Un ami raconte : «… A l’époque, nous avions, moi et mon frère acheté deux bus pour faire dans le transport de voyageurs. Nous avions recruté un chauffeur et un receveur. On leur payait les repas, le salaire et d’autres frais. Quelques mois après, on a vendu les bus car les charges bancaires étaient devenues trop lourdes. Le lendemain de la vente, le chauffeur et le receveur sont venus frapper chez nous pour demander leurs parts. De quoi ? Leurs parts de l’argent des bus vendus. On avait beau leur expliquer qu’ils étaient salariés et avaient été payé. Pour eux, ils avaient droit à une part dans le capital. «C’est avec nous que vous avez fait fortune» nous répétaient-ils. Que dire alors ?». Et l’histoire n’est pas particulière : elle se généralise. Beaucoup d’hommes d’affaires et de chefs d’entreprises vous parleront de ce rapport difficile et surréaliste qu’ils ont avec la main d’œuvre algérienne. Les élites algériennes, dans les médias, n’en parlent pas beaucoup, car la tradition de «gauche» veut rester sur la vision primaire du peuple victime et du patron voleur. On y oublie, en public du moins, ce socialisme des mentalités et cette culture du «droit» sur la fortune que développent les algériens désormais.

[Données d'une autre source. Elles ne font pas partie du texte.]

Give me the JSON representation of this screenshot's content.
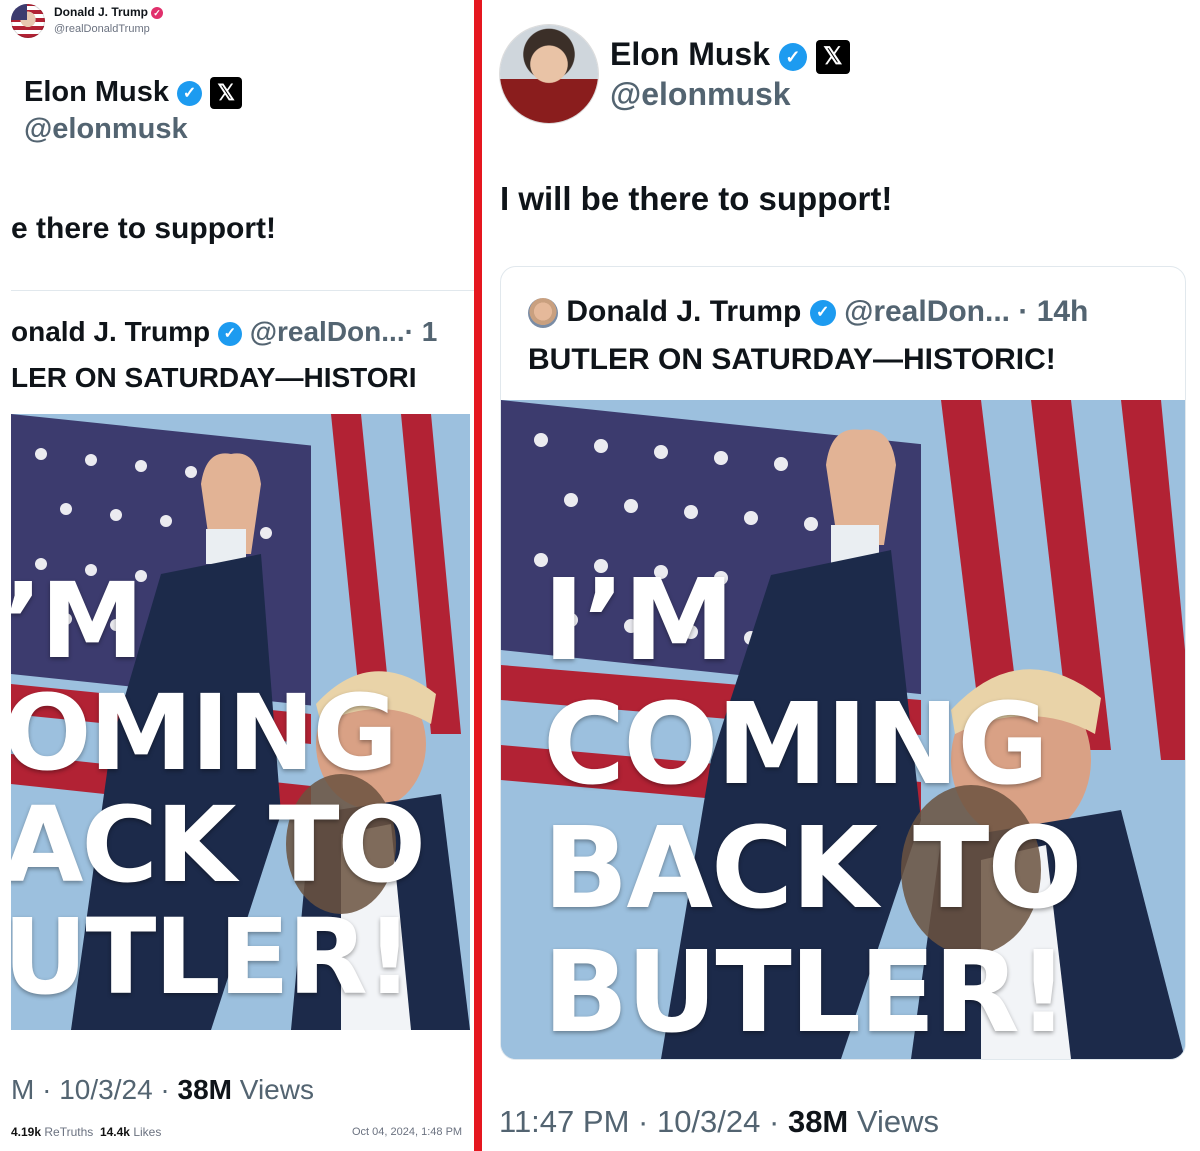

Les raisons ? Le socialisme, puis le populisme et l’exclusion. Les algériens sont certes victimes du régime mais ils le sont aussi d’eux-mêmes. L’idée de l’accès à la fortune par l’effort est désormais détruite par l’évidence de l’accès au Pouvoir par la fraude. C’est le régime qui a développé la mécanique de la rente à la place de celle du salaire. Puis l’idée du salaire qui n’a pas besoin d’un emploi. Puis l’idée de l’emploi qui n’est pas un travail. La fortune est donc illégitime et cela pousse à penser que chacun y a droit puisqu’elle n’est pas issue du droit mais de la puissance et de la force ou de la ruse.

Aujourd’hui, cette mentalité du «je prends donc je suis» est généralisée. Dès 2011 on a jeté les base du néo-populisme présent : l’argent et devenu gratuit, Bouteflika effaçait les dettes selon ses humeurs comme s’il s’agissait de son argent, les soutiens publics étaient des équations politiques et des calculs de paix sociale et la corruption devenait généralisée et officialisée avec les derniers scandales au plus haut niveau et l’accès au salaire était sur la base de la force ou du sang ou de la puissance. De quoi détruire pour des décennies l’idée du travail, de la fortune qui doit être légitime. De quoi détruite les deux fondements d’un pays qui aspire à avoir un avenir : le travail et la sécurité de la propriété. A la fin, il ne faut pas crier à la menace et au complot quand des chômeurs en viennent à marcher sur Alger. Tout est parti de ce verdict de l’illégitime de la fortune qu’on a encouragé et incarné tellement que maintenant cela touche même le privé et pas seulement le public. Les algériens estiment qu’ils ont droit à leur «part», dans le puits et dans vos bus et votre entreprise.

Puisque la fortune est issue du vol, que le pouvoir est un gang, que le pays est à tous et que personne n’est légitime, tout est permis et chacun est propriétaire du tout. Ceux qui ne le sont pas encore le voudront par la force.

On retrouve cette mentalité dans la tête du chroniqueur, chez un ministre voleur ou chez un chômeur non qualifié et qui ne veut pas apprendre un métier ou ne le peut pas.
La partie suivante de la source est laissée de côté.